Umbau des früheren Gestüts geplant Sport und Wellness im Meppener Höftehof


Meppen. Der Höftehof in Meppen-Nödike soll in einen Sport- und Wellness-Park umgewandelt werden. Mit den ersten Planungen hierzu hat sich der städtische Bauausschuss beschäftigt.

Konkret geht es im Bebauungsplan um den ersten Abschnitt eines insgesamt etwa vier Hektar großen Areals, das sich in Nödike westlich der Liebigstraße und südlich der Schwefinger Straße befindet. In diesem Gebiet liegt der früher als Gestüt genutzte Höftehof.

Wie Stadtplanerin Andrea Büring dem Planungs- und Bauausschuss erläuterte, haben die Betreiber des an der Siemensstraße gelegenen Sportparc Meppen den Höftehof erworben und wollen die Gebäude zu einem Sport- und Wellness-Park umnutzen. Daher soll für den Teilbereich, der den eigentlichen Höftehof betrifft, zeitnah Planungsrecht zur Umwandlung geschaffen werden. Die umliegenden Flächen, überwiegend Waldgebiet, werden demnach im zweiten Abschnitt des Bebauungsplans als Gewerbegebiet überplant.

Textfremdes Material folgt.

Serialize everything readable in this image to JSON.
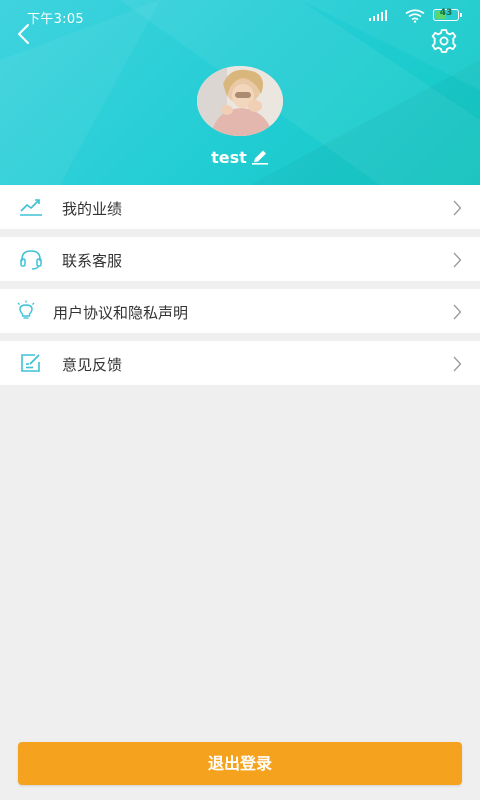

Sorge wegen möglicher Verkehrsbelastung

Schon bevor das Thema während der Ausschusssitzung an der Tagesordnung war, kam es in der Einwohnerfragestunde zur Sprache. Im Mittelpunkt stand hierbei die Vereinbarkeit des Aus- und Umbaus mit der benachbarten Reitschule Breitenbergen.

Maria Fenske, Inhaberin dieser ebenfalls an der Liebigstraße gelegenen Reitschule, wies darauf hin, dass die Straße „für die Reiterei von großem Wert“ sei. Nicht nur die Besucher ihrer Reitschule, auch die von „acht weiteren Reithallen in Nödike mit je 30 bis 40 Pferden“ nutzten die Liebigstraße auf dem Weg in den nahen Wald. Fenske äußerte die Sorge, dass die Liebigstraße im Zuge des Höftehof-Umbaus zu einer Durchgangsstraße wird, deren Verkehr die Pferde und Reiter gefährden könnte.

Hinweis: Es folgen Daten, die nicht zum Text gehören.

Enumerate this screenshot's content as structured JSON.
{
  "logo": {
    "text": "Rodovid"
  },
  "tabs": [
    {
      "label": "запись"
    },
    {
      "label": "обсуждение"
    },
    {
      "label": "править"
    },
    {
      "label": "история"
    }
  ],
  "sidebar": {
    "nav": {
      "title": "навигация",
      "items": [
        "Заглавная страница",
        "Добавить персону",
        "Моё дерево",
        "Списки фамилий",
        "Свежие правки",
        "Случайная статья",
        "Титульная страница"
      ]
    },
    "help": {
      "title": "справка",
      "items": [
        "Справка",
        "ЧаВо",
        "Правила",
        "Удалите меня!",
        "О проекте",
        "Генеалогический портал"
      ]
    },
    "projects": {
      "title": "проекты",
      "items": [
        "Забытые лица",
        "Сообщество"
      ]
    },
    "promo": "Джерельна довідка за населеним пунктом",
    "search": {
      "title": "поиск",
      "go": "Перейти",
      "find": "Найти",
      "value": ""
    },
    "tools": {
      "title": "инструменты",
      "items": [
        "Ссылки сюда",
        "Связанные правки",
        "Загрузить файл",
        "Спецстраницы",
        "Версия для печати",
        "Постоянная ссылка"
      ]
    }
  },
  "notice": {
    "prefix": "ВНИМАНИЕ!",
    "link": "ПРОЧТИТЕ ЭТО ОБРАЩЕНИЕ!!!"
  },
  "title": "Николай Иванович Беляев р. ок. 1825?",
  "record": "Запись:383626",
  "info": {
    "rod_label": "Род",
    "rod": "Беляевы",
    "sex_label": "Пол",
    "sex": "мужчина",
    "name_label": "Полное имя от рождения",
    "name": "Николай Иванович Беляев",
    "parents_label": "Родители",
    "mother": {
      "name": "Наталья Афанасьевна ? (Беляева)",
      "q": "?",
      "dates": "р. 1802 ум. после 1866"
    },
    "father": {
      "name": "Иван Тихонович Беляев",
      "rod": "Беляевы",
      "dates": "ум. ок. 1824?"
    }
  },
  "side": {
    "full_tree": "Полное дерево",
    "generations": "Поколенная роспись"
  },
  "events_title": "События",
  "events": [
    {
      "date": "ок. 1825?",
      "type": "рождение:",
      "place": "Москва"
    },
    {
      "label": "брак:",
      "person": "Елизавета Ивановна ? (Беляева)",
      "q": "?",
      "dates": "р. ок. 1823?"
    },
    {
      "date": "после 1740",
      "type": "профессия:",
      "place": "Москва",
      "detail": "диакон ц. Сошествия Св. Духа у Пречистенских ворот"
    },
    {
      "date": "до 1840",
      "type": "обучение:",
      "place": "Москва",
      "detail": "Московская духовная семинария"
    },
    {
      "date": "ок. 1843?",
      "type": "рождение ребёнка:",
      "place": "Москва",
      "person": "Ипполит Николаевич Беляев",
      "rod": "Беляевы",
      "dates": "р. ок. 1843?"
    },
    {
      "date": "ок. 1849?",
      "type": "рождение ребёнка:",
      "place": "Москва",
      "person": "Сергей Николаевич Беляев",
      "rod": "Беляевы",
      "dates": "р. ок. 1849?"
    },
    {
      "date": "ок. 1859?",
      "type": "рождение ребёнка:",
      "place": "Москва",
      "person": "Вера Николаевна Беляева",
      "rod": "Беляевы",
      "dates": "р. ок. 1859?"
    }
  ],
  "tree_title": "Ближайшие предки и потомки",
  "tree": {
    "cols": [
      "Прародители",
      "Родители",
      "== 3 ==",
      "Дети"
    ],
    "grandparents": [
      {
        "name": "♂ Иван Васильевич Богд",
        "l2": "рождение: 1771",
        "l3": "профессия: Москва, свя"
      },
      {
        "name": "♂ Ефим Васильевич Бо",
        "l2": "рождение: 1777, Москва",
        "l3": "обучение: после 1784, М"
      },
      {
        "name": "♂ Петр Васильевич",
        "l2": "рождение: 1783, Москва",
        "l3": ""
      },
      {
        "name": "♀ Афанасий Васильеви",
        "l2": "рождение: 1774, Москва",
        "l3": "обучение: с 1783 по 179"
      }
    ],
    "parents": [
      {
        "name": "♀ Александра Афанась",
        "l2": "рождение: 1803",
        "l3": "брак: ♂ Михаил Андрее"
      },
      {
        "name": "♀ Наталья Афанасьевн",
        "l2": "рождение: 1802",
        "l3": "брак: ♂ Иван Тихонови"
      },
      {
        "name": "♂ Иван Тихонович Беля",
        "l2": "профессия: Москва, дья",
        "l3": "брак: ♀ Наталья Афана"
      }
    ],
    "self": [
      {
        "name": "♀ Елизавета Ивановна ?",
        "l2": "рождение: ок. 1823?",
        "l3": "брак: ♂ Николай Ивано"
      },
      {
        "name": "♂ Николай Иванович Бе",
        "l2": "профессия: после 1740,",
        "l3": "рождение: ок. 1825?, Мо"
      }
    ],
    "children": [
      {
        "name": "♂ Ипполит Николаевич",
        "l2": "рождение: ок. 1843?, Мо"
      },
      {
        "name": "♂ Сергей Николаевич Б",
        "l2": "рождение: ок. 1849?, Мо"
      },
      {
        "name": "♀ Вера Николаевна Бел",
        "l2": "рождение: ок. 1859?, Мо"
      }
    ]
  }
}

Erschließung auch zur Schwefinger Straße

Baudezernent Dieter Müller unterstrich, man werde „keine Planung betreiben, die den Fortbestand der Reiterfunktion infrage stellt“. Eine Erschließung des Geländes, das im Flächennutzungsplan als gewerbliche Baufläche dargestellt ist, werde auch zur Schwefinger Straße hin erfolgen. Ob dort eine Durchgangsstraße entstehe oder nicht, „wird die weitere Planung zeigen“.

Der Ausschuss verabschiedete den Vorentwurf des Bebauungsplans einstimmig. Klaus Steinl (CDU) forderte die Bürger auf, ihre Vorstellungen zur Sache während der folgenden Beteiligung der Öffentlichkeit zu äußern.